Haymes wrote reviews for Albany’s alternative weekly under his stage name, Sarge Blotto. For years, he’d cover a full array of events, from punk rock to opera. Nothing was out of his wheelhouse. He would later earn bylines with the Albany Times Union before starting out with his own online blog Nippertown in 2008. He was ever present, from concert events to open mic nights.
“Sarge was a champion of creativity in all of its forms,” said Paul Rapp, Blotto bandmate, and fellow Metroland columnist, “and his entire life was spent in pursuit of art and beauty.
I’ll miss him every day.”
Haymes’ death comes within a month of another tragic loss within the local community, that of Caroline “Motherjudge” Isachsen. Earlier, she had announced that she had terminal pancreatic cancer. Haymes performed with the Ramblin Jug Stompers at a fundraiser for her benefit held at McGeary’s.
“He was a supporter of the arts,” said Tess Collins, owner of McGeary’s. “You would see him at plays, art galleries and exhibits. He nurtured people with quiet support. He would always show up.”
Haymes performed with Eck at the fundraiser, despite that it was his birthday, and ignoring that he had felt under the weather. The night was a who’s who of the local music scene. Isachsen, who could not attend, died days later. A few days afterwards, Haymes was diagnosed with stage 4 cancer, which spread from his lungs to his thyroid, kidneys and brain.

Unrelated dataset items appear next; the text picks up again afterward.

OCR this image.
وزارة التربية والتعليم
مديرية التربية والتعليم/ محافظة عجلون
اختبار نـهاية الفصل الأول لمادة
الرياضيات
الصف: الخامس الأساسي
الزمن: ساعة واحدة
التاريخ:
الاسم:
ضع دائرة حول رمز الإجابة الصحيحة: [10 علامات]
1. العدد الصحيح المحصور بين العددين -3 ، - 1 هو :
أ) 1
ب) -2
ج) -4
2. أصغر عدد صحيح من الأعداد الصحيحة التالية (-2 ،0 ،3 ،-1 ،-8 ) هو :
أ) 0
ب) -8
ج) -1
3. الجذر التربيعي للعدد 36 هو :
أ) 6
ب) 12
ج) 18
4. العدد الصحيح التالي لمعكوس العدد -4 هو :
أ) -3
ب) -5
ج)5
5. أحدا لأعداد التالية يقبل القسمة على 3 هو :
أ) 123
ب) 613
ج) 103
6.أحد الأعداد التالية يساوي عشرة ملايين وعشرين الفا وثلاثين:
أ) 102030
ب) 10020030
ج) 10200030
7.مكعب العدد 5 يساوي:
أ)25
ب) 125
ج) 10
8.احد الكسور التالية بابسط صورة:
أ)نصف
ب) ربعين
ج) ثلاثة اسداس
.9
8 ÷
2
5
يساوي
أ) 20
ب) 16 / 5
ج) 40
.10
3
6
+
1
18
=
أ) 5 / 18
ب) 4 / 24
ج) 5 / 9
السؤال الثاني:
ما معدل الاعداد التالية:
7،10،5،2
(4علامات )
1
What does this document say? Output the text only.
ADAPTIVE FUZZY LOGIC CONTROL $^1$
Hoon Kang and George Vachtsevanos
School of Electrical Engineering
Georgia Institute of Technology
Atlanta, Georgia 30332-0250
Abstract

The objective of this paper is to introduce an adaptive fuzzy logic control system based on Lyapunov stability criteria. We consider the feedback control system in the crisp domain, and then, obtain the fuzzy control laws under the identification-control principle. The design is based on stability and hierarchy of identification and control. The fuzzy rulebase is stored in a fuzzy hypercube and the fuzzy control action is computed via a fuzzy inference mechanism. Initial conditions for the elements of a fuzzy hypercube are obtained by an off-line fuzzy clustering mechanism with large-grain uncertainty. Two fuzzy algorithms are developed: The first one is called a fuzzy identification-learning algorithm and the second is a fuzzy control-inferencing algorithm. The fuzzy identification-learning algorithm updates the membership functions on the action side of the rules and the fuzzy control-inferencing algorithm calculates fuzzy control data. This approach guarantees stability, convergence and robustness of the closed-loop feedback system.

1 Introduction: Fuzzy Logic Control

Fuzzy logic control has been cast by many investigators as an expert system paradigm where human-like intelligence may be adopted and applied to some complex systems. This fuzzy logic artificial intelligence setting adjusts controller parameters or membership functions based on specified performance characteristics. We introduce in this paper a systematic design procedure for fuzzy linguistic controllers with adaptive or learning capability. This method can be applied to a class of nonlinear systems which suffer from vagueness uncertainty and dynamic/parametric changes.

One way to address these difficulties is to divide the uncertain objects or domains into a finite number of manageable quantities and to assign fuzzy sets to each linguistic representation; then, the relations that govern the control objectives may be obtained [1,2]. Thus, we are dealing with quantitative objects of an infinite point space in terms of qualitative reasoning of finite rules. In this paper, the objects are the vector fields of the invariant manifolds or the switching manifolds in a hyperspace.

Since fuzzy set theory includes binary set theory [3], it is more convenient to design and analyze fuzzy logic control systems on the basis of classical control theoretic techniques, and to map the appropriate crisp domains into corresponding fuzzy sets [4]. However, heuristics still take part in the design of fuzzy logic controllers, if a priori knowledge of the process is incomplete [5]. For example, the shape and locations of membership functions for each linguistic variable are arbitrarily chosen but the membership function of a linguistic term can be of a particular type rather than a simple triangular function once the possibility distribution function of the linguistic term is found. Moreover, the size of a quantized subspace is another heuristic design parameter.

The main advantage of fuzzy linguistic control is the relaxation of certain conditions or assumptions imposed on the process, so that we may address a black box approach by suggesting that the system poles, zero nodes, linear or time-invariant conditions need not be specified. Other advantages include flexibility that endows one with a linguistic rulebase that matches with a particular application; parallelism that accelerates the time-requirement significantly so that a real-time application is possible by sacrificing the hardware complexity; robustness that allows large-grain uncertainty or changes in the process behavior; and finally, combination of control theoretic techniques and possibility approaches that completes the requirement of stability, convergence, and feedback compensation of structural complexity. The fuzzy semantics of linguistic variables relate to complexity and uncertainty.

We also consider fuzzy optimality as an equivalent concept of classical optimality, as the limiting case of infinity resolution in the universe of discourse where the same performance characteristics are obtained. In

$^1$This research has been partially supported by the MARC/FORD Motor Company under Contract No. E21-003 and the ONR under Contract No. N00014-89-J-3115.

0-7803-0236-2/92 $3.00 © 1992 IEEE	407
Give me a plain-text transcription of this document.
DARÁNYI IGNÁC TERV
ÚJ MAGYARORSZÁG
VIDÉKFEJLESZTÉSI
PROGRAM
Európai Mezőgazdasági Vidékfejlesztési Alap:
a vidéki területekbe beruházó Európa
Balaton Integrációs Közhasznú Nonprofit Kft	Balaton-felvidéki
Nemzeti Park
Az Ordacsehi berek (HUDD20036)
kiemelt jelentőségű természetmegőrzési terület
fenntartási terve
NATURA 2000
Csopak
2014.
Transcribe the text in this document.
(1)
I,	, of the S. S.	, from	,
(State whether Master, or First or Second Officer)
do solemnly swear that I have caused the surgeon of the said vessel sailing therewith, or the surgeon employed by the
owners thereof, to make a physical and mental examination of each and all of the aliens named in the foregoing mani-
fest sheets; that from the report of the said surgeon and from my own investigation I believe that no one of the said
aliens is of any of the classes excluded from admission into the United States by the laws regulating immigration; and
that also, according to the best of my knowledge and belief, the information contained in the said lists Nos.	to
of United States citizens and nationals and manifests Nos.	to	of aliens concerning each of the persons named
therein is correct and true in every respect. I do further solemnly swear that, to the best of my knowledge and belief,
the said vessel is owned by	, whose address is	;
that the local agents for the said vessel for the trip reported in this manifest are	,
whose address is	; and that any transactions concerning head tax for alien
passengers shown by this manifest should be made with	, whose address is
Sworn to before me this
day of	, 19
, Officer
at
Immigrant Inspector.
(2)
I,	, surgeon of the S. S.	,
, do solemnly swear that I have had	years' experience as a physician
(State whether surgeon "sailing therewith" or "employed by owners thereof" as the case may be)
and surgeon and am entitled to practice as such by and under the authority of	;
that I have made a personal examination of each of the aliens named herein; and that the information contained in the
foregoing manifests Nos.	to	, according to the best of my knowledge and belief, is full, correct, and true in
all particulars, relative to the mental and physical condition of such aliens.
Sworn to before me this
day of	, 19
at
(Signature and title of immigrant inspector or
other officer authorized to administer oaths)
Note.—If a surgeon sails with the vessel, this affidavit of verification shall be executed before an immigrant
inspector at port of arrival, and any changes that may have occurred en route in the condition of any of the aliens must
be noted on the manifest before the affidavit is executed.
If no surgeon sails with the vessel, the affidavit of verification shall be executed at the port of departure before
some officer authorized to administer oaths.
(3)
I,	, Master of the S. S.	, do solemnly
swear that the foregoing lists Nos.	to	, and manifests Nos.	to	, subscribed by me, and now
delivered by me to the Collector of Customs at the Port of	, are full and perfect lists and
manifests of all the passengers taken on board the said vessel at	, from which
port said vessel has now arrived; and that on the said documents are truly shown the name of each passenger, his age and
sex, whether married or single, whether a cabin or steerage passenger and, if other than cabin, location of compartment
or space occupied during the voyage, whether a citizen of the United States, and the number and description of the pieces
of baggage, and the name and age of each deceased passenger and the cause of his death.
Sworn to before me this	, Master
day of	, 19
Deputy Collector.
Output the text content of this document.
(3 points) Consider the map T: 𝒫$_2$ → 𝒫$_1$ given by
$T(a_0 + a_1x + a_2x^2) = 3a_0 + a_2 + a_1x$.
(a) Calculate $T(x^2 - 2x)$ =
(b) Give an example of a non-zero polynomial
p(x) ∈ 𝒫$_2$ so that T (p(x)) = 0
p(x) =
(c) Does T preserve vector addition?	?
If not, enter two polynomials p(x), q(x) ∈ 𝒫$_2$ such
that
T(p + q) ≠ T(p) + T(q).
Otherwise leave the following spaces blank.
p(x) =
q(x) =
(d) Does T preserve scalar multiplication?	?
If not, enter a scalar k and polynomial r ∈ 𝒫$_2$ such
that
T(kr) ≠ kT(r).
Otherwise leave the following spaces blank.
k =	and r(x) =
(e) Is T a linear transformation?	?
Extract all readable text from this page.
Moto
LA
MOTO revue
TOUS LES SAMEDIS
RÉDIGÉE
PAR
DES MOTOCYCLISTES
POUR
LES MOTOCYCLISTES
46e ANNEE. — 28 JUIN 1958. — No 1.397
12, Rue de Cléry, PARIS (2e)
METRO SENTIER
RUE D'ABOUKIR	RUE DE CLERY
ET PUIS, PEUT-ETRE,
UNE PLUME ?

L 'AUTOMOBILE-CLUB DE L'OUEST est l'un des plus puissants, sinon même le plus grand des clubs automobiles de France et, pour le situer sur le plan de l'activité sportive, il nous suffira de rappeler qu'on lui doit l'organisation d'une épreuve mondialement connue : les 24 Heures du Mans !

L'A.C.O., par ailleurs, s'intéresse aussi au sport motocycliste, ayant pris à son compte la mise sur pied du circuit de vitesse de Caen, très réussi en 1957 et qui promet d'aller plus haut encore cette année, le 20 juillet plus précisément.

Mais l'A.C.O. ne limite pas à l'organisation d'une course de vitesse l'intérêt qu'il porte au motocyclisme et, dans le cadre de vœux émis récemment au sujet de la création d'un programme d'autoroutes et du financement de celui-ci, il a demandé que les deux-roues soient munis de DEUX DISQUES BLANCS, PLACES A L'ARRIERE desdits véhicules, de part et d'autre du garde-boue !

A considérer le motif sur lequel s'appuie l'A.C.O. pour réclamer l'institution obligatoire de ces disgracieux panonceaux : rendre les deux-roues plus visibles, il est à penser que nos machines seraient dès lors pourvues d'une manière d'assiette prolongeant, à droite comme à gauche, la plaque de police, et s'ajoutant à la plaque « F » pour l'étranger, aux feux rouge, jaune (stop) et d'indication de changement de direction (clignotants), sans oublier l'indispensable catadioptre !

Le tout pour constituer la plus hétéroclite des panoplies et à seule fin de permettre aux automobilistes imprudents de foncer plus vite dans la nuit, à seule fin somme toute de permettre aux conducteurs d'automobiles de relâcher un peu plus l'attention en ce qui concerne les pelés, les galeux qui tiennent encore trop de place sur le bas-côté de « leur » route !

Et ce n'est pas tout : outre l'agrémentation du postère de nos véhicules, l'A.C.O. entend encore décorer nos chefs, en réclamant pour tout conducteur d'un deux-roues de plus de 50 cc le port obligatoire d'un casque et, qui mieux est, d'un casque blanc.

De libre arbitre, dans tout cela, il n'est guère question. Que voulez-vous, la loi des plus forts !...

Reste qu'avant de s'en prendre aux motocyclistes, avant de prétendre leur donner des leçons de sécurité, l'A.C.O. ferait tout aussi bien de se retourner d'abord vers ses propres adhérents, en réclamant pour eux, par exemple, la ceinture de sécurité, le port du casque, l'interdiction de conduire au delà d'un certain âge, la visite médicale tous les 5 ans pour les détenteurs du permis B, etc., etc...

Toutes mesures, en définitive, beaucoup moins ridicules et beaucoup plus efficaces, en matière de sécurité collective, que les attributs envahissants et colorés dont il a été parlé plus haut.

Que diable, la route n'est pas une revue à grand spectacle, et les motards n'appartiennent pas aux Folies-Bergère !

Haymes continued to regularly update Nippertown with news of upcoming shows and noted anniversaries. On April 2, he and his wife Sara Ayers reached out to Nippertown contributors to share his news. He and his wife had previously made plans to step aside from the blog after its 10th anniversary this May, but he hinted of an escalated situation.
Haymes died less than two weeks later. Ayers posted a thank you to readers and advertisers that night on Nippertown.
“Thank you for 9 years, 10 months and 15 days of sharing and highlighting the arts of greater Nippertown,” stated Ayers. She accompanied the post with three videos: Tom Waits’ “Somewhere,” Marshall Crenshaw’s “Somewhere Down the Line,” and Tom Jones’ “Somewhere Over the Rainbow.” “See you down the line, or over the rainbow.”
In the years that have since followed “I Wanna Be a Lifeguard,” the Capital District’s music scene has blossomed. Just four days after Haymes passed away, Proctors hosted the Capital Region Thomas Edison Music Awards. The storied theater was filled with players, supporters, purveyors and patrons of the local arts in a setting reminiscent of the Grammy Awards. Several of them shared stories of Haymes during the pre-show party. Nippertown earned the award for Arts Publication of the Year. WMHT’s Chris Wienk, who had shared on social media how Haymes helped advise him as the station launched, thanked him as he walked with the Radio DJ of the Year award. The
Daily Gazzette’s Michael Hochanadel, while at the podium to accept the Music Journalist of the Year, suggested renaming the awards to The Greg’s. Individual accolades continued to be celebrated, but a fitting tribute was paid to both Haymes and Isachsen. A scene gave thanks to two of its longest serving champions, as they mourned the loss of open mics, intimate performances and their insight. Eck, who was also in attendance, said he’ll miss, “everything.”
Born Gregory Charles Haymes on March 3, 1951, in Buffalo, Haymes was the son of Charles Haymes of Covington, Louisiana, and the late Lynn Haymes. Haymes graduated from Kenmore West High School in suburban Buffalo and the University at Albany.
In addition to Ayers and his father, Haymes is survived by his sister, Yvonne Haymes of Covington.
Contributions may be made in Haymes’ name to the Mohawk Hudson Humane Society, 3 Oakland Ave, Menands, New York 12204.